シェケレは攻撃魔法と見るや棒で払っただけだったが、三人の目には見えなかったのだ。
「あれ?」
「うっ……」
クレイドが呆気にとられ、セルパンの後ろにいたツインクがうめき声を上げたかと思うと、その場に倒れており、すぐ横にシェケレが立っていた。
「なっ、いつの間に!?」
「ん? もしかして俺の動き見えなかったか? ……なぁんか、やっぱりおかしいよなぁ」
シェケレは左手で自分の頬をこりこりと掻いた。
「くそ、ツインクのカタキ!」
ちなみにツインクは死んでない。
セルパンは拳を振りかざしてシェケレに突進したが、シェケレは棒をわずかに動かすだけで、セルパンの行き先をそらした。
「うわ、っととと……ぎゃん!」
セルパンは腹に衝撃を受けて、その場に蹲った。隣を見れば、クレイドもいつの間にか倒れている。

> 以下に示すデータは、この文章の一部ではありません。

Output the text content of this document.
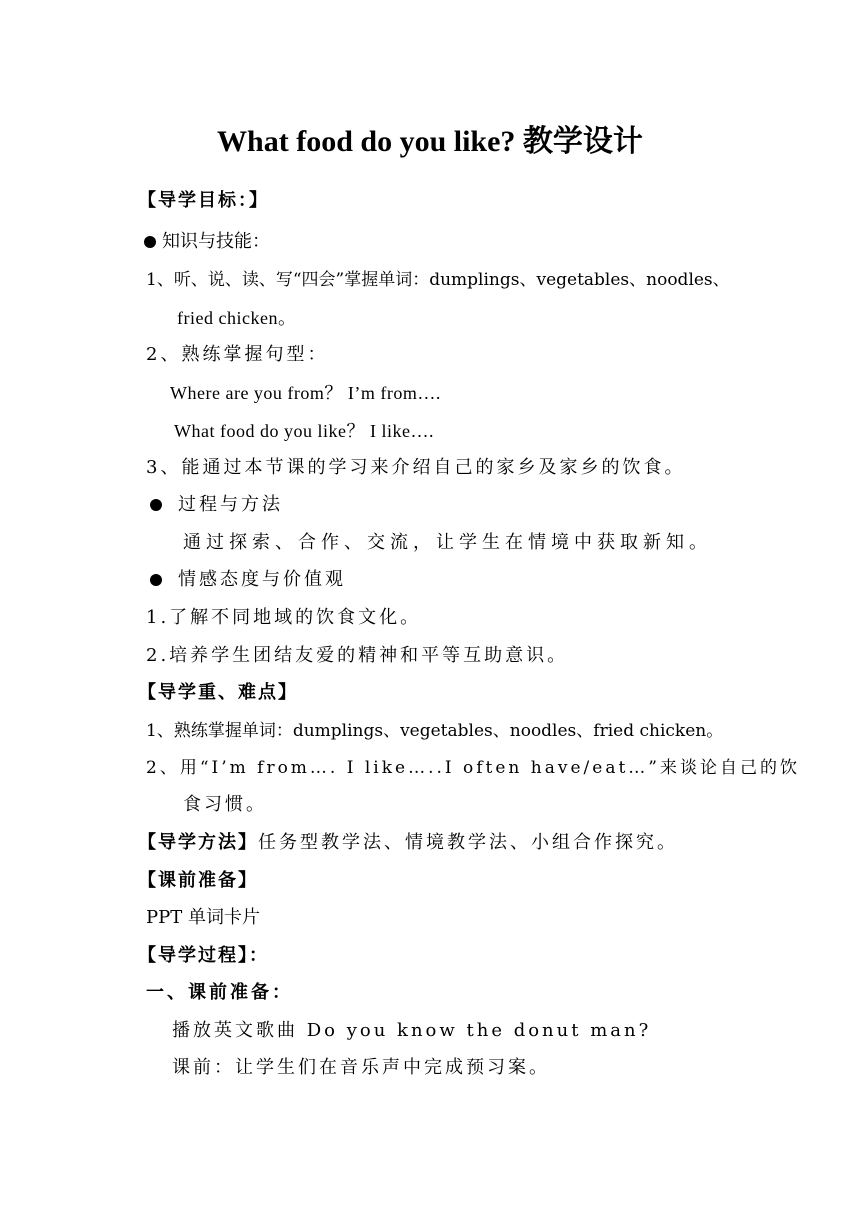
What food do you like? 教学设计
【导学目标：】
知识与技能：
1、听、说、读、写“四会”掌握单词：dumplings、vegetables、noodles、
fried chicken。
2、熟练掌握句型：
Where are you from？ I’m from….
What food do you like？ I like….
3、能通过本节课的学习来介绍自己的家乡及家乡的饮食。
过程与方法
通过探索、合作、交流，让学生在情境中获取新知。
情感态度与价值观
1.了解不同地域的饮食文化。
2.培养学生团结友爱的精神和平等互助意识。
【导学重、难点】
1、熟练掌握单词：dumplings、vegetables、noodles、fried chicken。
2、用“I’m from…. I like…..I often have/eat…”来谈论自己的饮
食习惯。
【导学方法】任务型教学法、情境教学法、小组合作探究。
【课前准备】
PPT 单词卡片
【导学过程】：
一、课前准备：
播放英文歌曲 Do you know the donut man?
课前：让学生们在音乐声中完成预习案。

「ええ……お前ら本当に元冒険者か? レベル四十超えてるって聞いてたから、念のためにって武器まで持たされたのに……要らなかったなぁ、これ」
シェケレは右手の棒をヒュンヒュンと回して弄んだ。
「絶対あいつが俺に何かしてるんだろうなぁ。ま、身体は軽いし、具合悪くなるよりいいか」
そして何事か呟きながら、三人を腰に着けていた枷で次々に拘束していく。
その頃には他の刑務官もやってきて、シェケレを手伝った。
「お疲れ様です、特別刑務官殿」
「おーう、お疲れ、ってほど俺は疲れてねぇがな。ここはこれで終わりだよな?」
「はい。ですが貴方は引き続き、彼らの見張りもお願いします」
「わかってるよ」
三名の元冒険者である労働奴隷の脱走を単身で阻止したシェケレは、刑期を大幅に短縮された。

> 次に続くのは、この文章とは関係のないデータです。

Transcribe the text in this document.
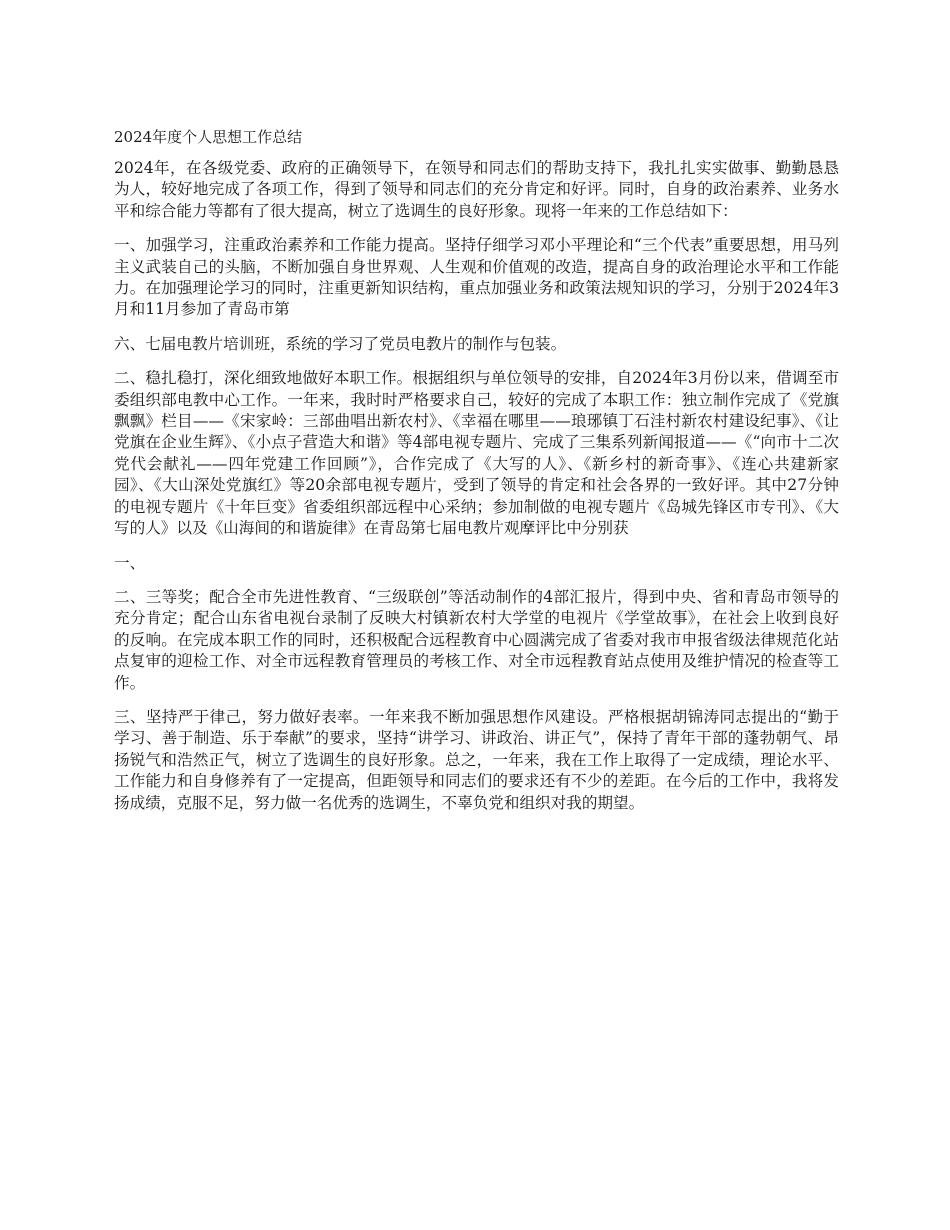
2024年度个人思想工作总结

2024年，在各级党委、政府的正确领导下，在领导和同志们的帮助支持下，我扎扎实实做事、勤勤恳恳为人，较好地完成了各项工作，得到了领导和同志们的充分肯定和好评。同时，自身的政治素养、业务水平和综合能力等都有了很大提高，树立了选调生的良好形象。现将一年来的工作总结如下：

一、加强学习，注重政治素养和工作能力提高。坚持仔细学习邓小平理论和“三个代表”重要思想，用马列主义武装自己的头脑，不断加强自身世界观、人生观和价值观的改造，提高自身的政治理论水平和工作能力。在加强理论学习的同时，注重更新知识结构，重点加强业务和政策法规知识的学习，分别于2024年3月和11月参加了青岛市第

六、七届电教片培训班，系统的学习了党员电教片的制作与包装。

二、稳扎稳打，深化细致地做好本职工作。根据组织与单位领导的安排，自2024年3月份以来，借调至市委组织部电教中心工作。一年来，我时时严格要求自己，较好的完成了本职工作：独立制作完成了《党旗飘飘》栏目——《宋家岭：三部曲唱出新农村》、《幸福在哪里——琅琊镇丁石洼村新农村建设纪事》、《让党旗在企业生辉》、《小点子营造大和谐》等4部电视专题片、完成了三集系列新闻报道——《“向市十二次党代会献礼——四年党建工作回顾”》，合作完成了《大写的人》、《新乡村的新奇事》、《连心共建新家园》、《大山深处党旗红》等20余部电视专题片，受到了领导的肯定和社会各界的一致好评。其中27分钟的电视专题片《十年巨变》省委组织部远程中心采纳；参加制做的电视专题片《岛城先锋区市专刊》、《大写的人》以及《山海间的和谐旋律》在青岛第七届电教片观摩评比中分别获

一、

二、三等奖；配合全市先进性教育、“三级联创”等活动制作的4部汇报片，得到中央、省和青岛市领导的充分肯定；配合山东省电视台录制了反映大村镇新农村大学堂的电视片《学堂故事》，在社会上收到良好的反响。在完成本职工作的同时，还积极配合远程教育中心圆满完成了省委对我市申报省级法律规范化站点复审的迎检工作、对全市远程教育管理员的考核工作、对全市远程教育站点使用及维护情况的检查等工作。

三、坚持严于律己，努力做好表率。一年来我不断加强思想作风建设。严格根据胡锦涛同志提出的“勤于学习、善于制造、乐于奉献”的要求，坚持“讲学习、讲政治、讲正气”，保持了青年干部的蓬勃朝气、昂扬锐气和浩然正气，树立了选调生的良好形象。总之，一年来，我在工作上取得了一定成绩，理论水平、工作能力和自身修养有了一定提高，但距领导和同志们的要求还有不少的差距。在今后的工作中，我将发扬成绩，克服不足，努力做一名优秀的选调生，不辜负党和组织对我的期望。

「模範囚として外へ出られますから、冒険者復帰もできますよ」
気さくに話しかけてくる年嵩の刑務官の言葉に、シェケレは「うーん」と唸った。
「嬉しくないので?」
「嬉しくないってことはねぇが……。なあ、刑を終えたらこのままここで刑務官やっちゃ駄目か?」
刑務官とは囚人の前では感情を押し殺す職業だが、年嵩の刑務官は予想外だ、という表情を隠せなかった。
「貴方ほどの人が刑務官になってくれたら助かりますが……いいのですか?」
シェケレは頷いてから、続けた。
「もしかしたら俺の腕っぷしがある日突然弱くなるかもしれねぇけど、それまでの間だったら、俺はここが向いてる気がするんだ」
自らの罪に向き合ったシェケレは、自分の道を自分で決めようとしていた。